The bill that passed unanimously in the Senate is a law as of Oct. 1, 2017, opens the doors for student journalists in Nevada to freely publish controversial issues without fear of being censored by school administrators.
File, who advocated for the bill and organized a team of people to give testimony for the bill, is “surprised and flattered” to be given the First Amendment Champions Award, and hopes that it will shed light on Nevada’s future that the bill will bring.
“To me, the work is what’s important and the recognition is just something that comes with that,” he said. “Hopefully this bill can help to address things I consider to be serious deficits in civics education— things that have to start in schools.”
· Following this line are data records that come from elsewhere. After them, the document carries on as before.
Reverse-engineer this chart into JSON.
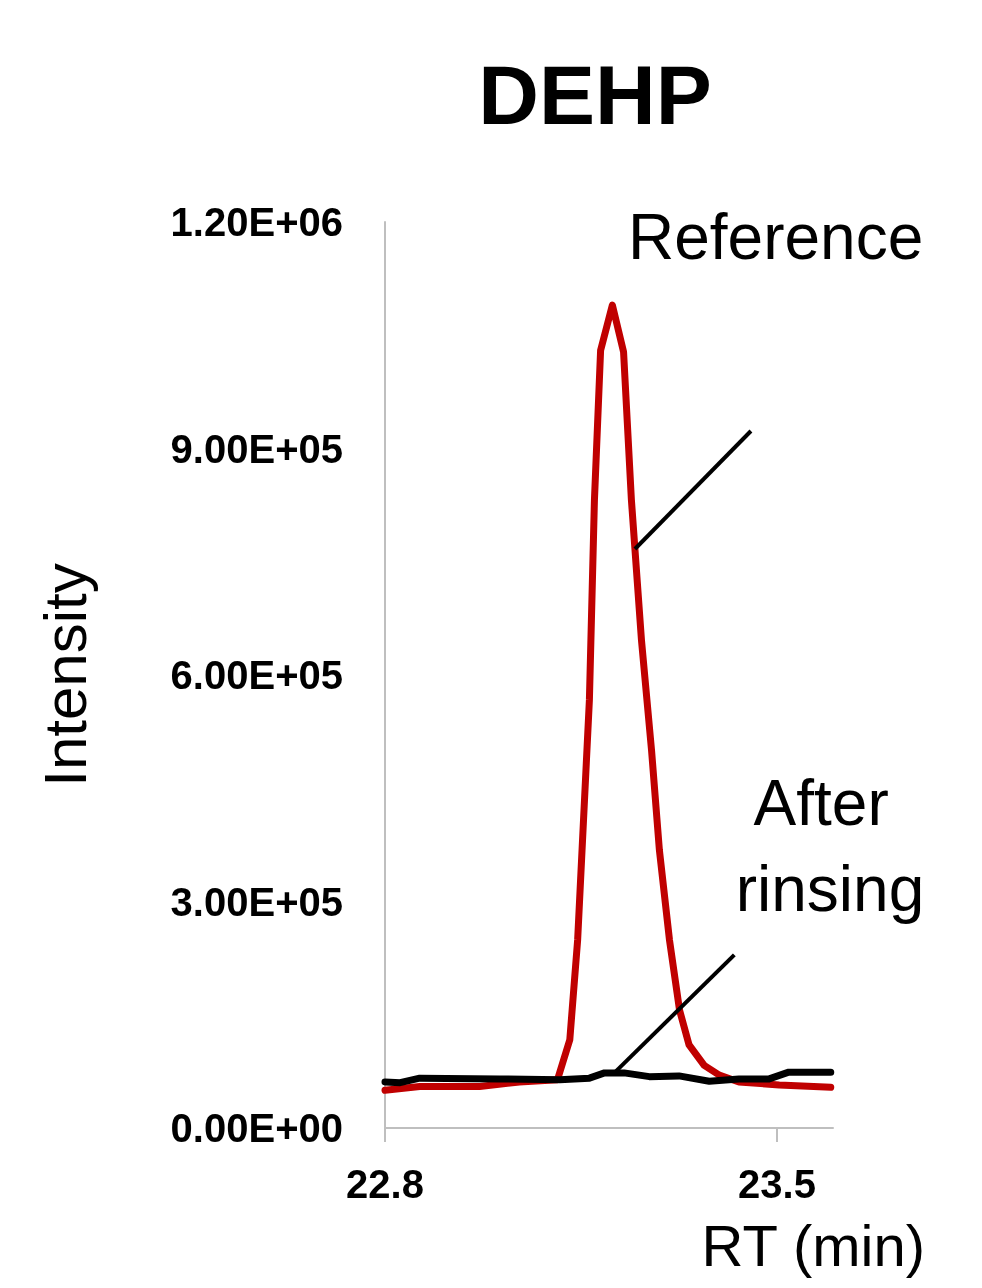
{
  "chart_data": {
    "type": "line",
    "title": "DEHP",
    "xlabel": "RT (min)",
    "ylabel": "Intensity",
    "xlim": [
      22.8,
      23.6
    ],
    "xticks": [
      22.8,
      23.5
    ],
    "ylim": [
      0,
      1200000
    ],
    "yticks": [
      {
        "value": 0,
        "label": "0.00E+00"
      },
      {
        "value": 300000,
        "label": "3.00E+05"
      },
      {
        "value": 600000,
        "label": "6.00E+05"
      },
      {
        "value": 900000,
        "label": "9.00E+05"
      },
      {
        "value": 1200000,
        "label": "1.20E+06"
      }
    ],
    "grid": false,
    "legend": false,
    "marker": "none",
    "line_style": "solid",
    "series": [
      {
        "name": "Reference",
        "color": "#c00000",
        "x": [
          22.8,
          22.862,
          22.969,
          23.04,
          23.108,
          23.13,
          23.144,
          23.165,
          23.174,
          23.185,
          23.206,
          23.226,
          23.24,
          23.258,
          23.276,
          23.29,
          23.308,
          23.326,
          23.343,
          23.37,
          23.397,
          23.432,
          23.504,
          23.596
        ],
        "values": [
          50000,
          55000,
          55000,
          61000,
          64000,
          117000,
          249000,
          567000,
          832000,
          1030000,
          1090000,
          1028000,
          832000,
          646000,
          500000,
          368000,
          249000,
          156000,
          110000,
          83000,
          70000,
          61000,
          57000,
          54000
        ]
      },
      {
        "name": "After rinsing",
        "color": "#000000",
        "x": [
          22.8,
          22.827,
          22.862,
          23.005,
          23.112,
          23.165,
          23.192,
          23.227,
          23.272,
          23.325,
          23.379,
          23.432,
          23.486,
          23.521,
          23.596
        ],
        "values": [
          61000,
          60000,
          66000,
          65000,
          64000,
          66000,
          73000,
          73000,
          68000,
          69000,
          62000,
          65000,
          65000,
          74000,
          74000
        ]
      }
    ]
  }
}
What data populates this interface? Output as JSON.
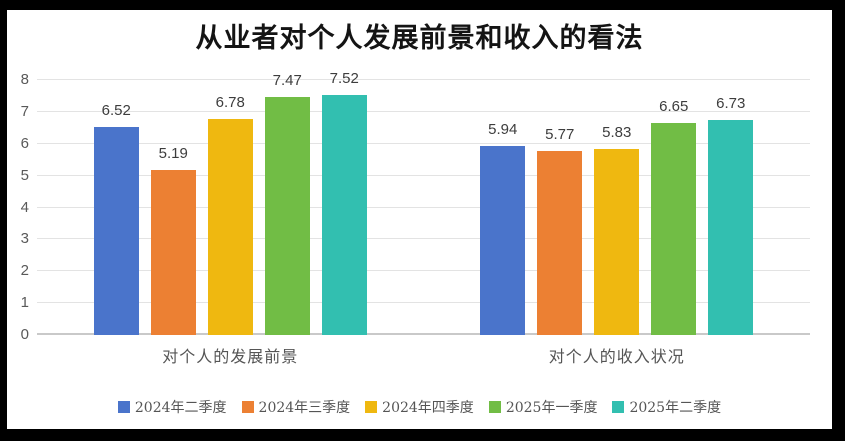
{
  "chart_data": {
    "type": "bar",
    "title": "从业者对个人发展前景和收入的看法",
    "categories": [
      "对个人的发展前景",
      "对个人的收入状况"
    ],
    "series": [
      {
        "name": "2024年二季度",
        "color": "#4a74cb",
        "values": [
          6.52,
          5.94
        ]
      },
      {
        "name": "2024年三季度",
        "color": "#ec8033",
        "values": [
          5.19,
          5.77
        ]
      },
      {
        "name": "2024年四季度",
        "color": "#efb810",
        "values": [
          6.78,
          5.83
        ]
      },
      {
        "name": "2025年一季度",
        "color": "#71bd45",
        "values": [
          7.47,
          6.65
        ]
      },
      {
        "name": "2025年二季度",
        "color": "#32bfb0",
        "values": [
          7.52,
          6.73
        ]
      }
    ],
    "ylim": [
      0,
      8
    ],
    "yticks": [
      0,
      1,
      2,
      3,
      4,
      5,
      6,
      7,
      8
    ],
    "grid": true,
    "legend_position": "bottom",
    "colors": {
      "gridline": "#e3e3e3",
      "baseline": "#c9c9c9",
      "axis_text": "#595959",
      "label_text": "#3d3d3d",
      "frame": "#000000",
      "background": "#ffffff"
    }
  }
}
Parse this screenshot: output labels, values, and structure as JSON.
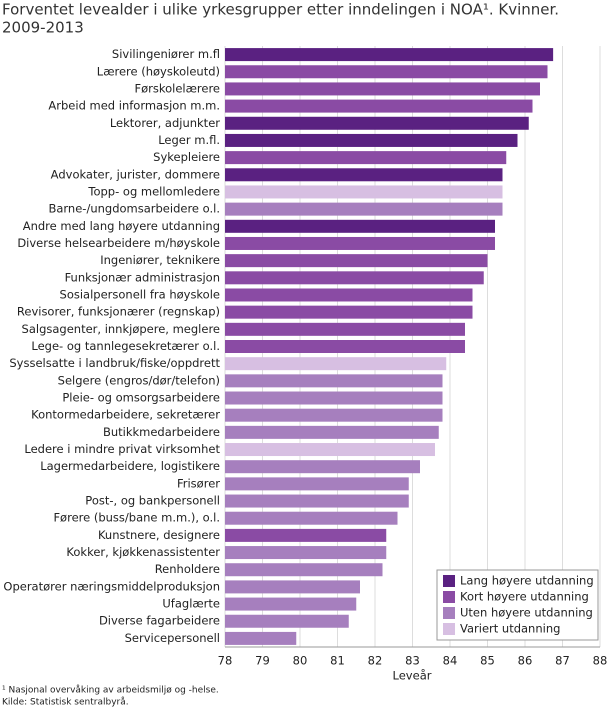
{
  "chart_data": {
    "type": "barh",
    "title": [
      "Forventet levealder i ulike yrkesgrupper etter inndelingen i NOA¹. Kvinner.",
      "2009-2013"
    ],
    "x_label": "Leveår",
    "notes": [
      "¹ Nasjonal overvåking av arbeidsmiljø og -helse.",
      "Kilde: Statistisk sentralbyrå."
    ],
    "categories": [
      "Sivilingeniører m.fl",
      "Lærere (høyskoleutd)",
      "Førskolelærere",
      "Arbeid med informasjon m.m.",
      "Lektorer, adjunkter",
      "Leger m.fl.",
      "Sykepleiere",
      "Advokater, jurister, dommere",
      "Topp- og mellomledere",
      "Barne-/ungdomsarbeidere o.l.",
      "Andre med lang høyere utdanning",
      "Diverse helsearbeidere m/høyskole",
      "Ingeniører, teknikere",
      "Funksjonær administrasjon",
      "Sosialpersonell fra høyskole",
      "Revisorer, funksjonærer (regnskap)",
      "Salgsagenter, innkjøpere, meglere",
      "Lege- og tannlegesekretærer o.l.",
      "Sysselsatte i landbruk/fiske/oppdrett",
      "Selgere (engros/dør/telefon)",
      "Pleie- og omsorgsarbeidere",
      "Kontormedarbeidere, sekretærer",
      "Butikkmedarbeidere",
      "Ledere i mindre privat virksomhet",
      "Lagermedarbeidere, logistikere",
      "Frisører",
      "Post-, og bankpersonell",
      "Førere (buss/bane m.m.), o.l.",
      "Kunstnere, designere",
      "Kokker, kjøkkenassistenter",
      "Renholdere",
      "Operatører næringsmiddelproduksjon",
      "Ufaglærte",
      "Diverse fagarbeidere",
      "Servicepersonell"
    ],
    "series": [
      {
        "name": "Lang høyere utdanning",
        "color": "#5a2181",
        "values": [
          86.75,
          null,
          null,
          null,
          86.1,
          85.8,
          null,
          85.4,
          null,
          null,
          85.2,
          null,
          null,
          null,
          null,
          null,
          null,
          null,
          null,
          null,
          null,
          null,
          null,
          null,
          null,
          null,
          null,
          null,
          null,
          null,
          null,
          null,
          null,
          null,
          null
        ]
      },
      {
        "name": "Kort høyere utdanning",
        "color": "#8a4ba4",
        "values": [
          null,
          86.6,
          86.4,
          86.2,
          null,
          null,
          85.5,
          null,
          null,
          null,
          null,
          85.2,
          85.0,
          84.9,
          84.6,
          84.6,
          84.4,
          84.4,
          null,
          null,
          null,
          null,
          null,
          null,
          null,
          null,
          null,
          null,
          82.3,
          null,
          null,
          null,
          null,
          null,
          null
        ]
      },
      {
        "name": "Uten høyere utdanning",
        "color": "#a67fbe",
        "values": [
          null,
          null,
          null,
          null,
          null,
          null,
          null,
          null,
          null,
          85.4,
          null,
          null,
          null,
          null,
          null,
          null,
          null,
          null,
          null,
          83.8,
          83.8,
          83.8,
          83.7,
          null,
          83.2,
          82.9,
          82.9,
          82.6,
          null,
          82.3,
          82.2,
          81.6,
          81.5,
          81.3,
          79.9
        ]
      },
      {
        "name": "Variert utdanning",
        "color": "#d7bfe2",
        "values": [
          null,
          null,
          null,
          null,
          null,
          null,
          null,
          null,
          85.4,
          null,
          null,
          null,
          null,
          null,
          null,
          null,
          null,
          null,
          83.9,
          null,
          null,
          null,
          null,
          83.6,
          null,
          null,
          null,
          null,
          null,
          null,
          null,
          null,
          null,
          null,
          null
        ]
      }
    ],
    "xlim": [
      78,
      88
    ],
    "xticks": [
      78,
      79,
      80,
      81,
      82,
      83,
      84,
      85,
      86,
      87,
      88
    ],
    "grid": true,
    "legend": "bottom-right"
  }
}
File said before this bill was drafted, journalism educators across the board noticed that student journalists shouldn’t operate under the standard set by Hazelwood v. Kuhlmeier in 1989. This case set the precedent that school administrators can censor school-sponsored speech, like student media, if they can assert they have a legitimate purpose for doing so.
The precedent set by Hazelwood “doesn’t ensure that we have an active civic life among students as they aren’t encouraged to talk about the things they care about, that might be controversial and that affect their lives.”
File said the law is about stopping a “dark cloud” of censorship above student journalists, but also about improving civic education and empowering students to be engaged in their communities.
While the law caters to student journalists, administrators also favor it as there are said to be clearer standards set for what administrators can censor, and if there is a lack of clarity, the students will self-censor.
Safety at school and the educational environment would still be protected, as the law will follow by a similar standard that the 1969 Supreme Court decision Tinker V. Des Moines brings. This case set the precedent that students don’t leave their free speech rights at home when they go to school, but rather, the school acts as another space they can express their First Amendment rights.
The law that File was recognized for supporting doesn’t take away the authority that school administrators have, and it doesn’t allow student journalists the same standards as professional journalists. It does, however, clarify censorship standards for student journalists.
File said the current state of the country shows that people aren’t confident in media or democracy and the only way to change that is by being better educated and talking about uneasy subjects that affect lives.
While File is “grateful” for the award, he is also appreciative of the platform the award gives in furthering journalism education and student media as something to shed light on public concerns, no matter the level of comfortability.
“The best conversations in our schools come from discussing uncomfortable issues, and we need to be brave about doing so and not stepping away from those issues,” File said. “Student media ought to be the place that we have those conversations, it shouldn’t be whispered in hallways.”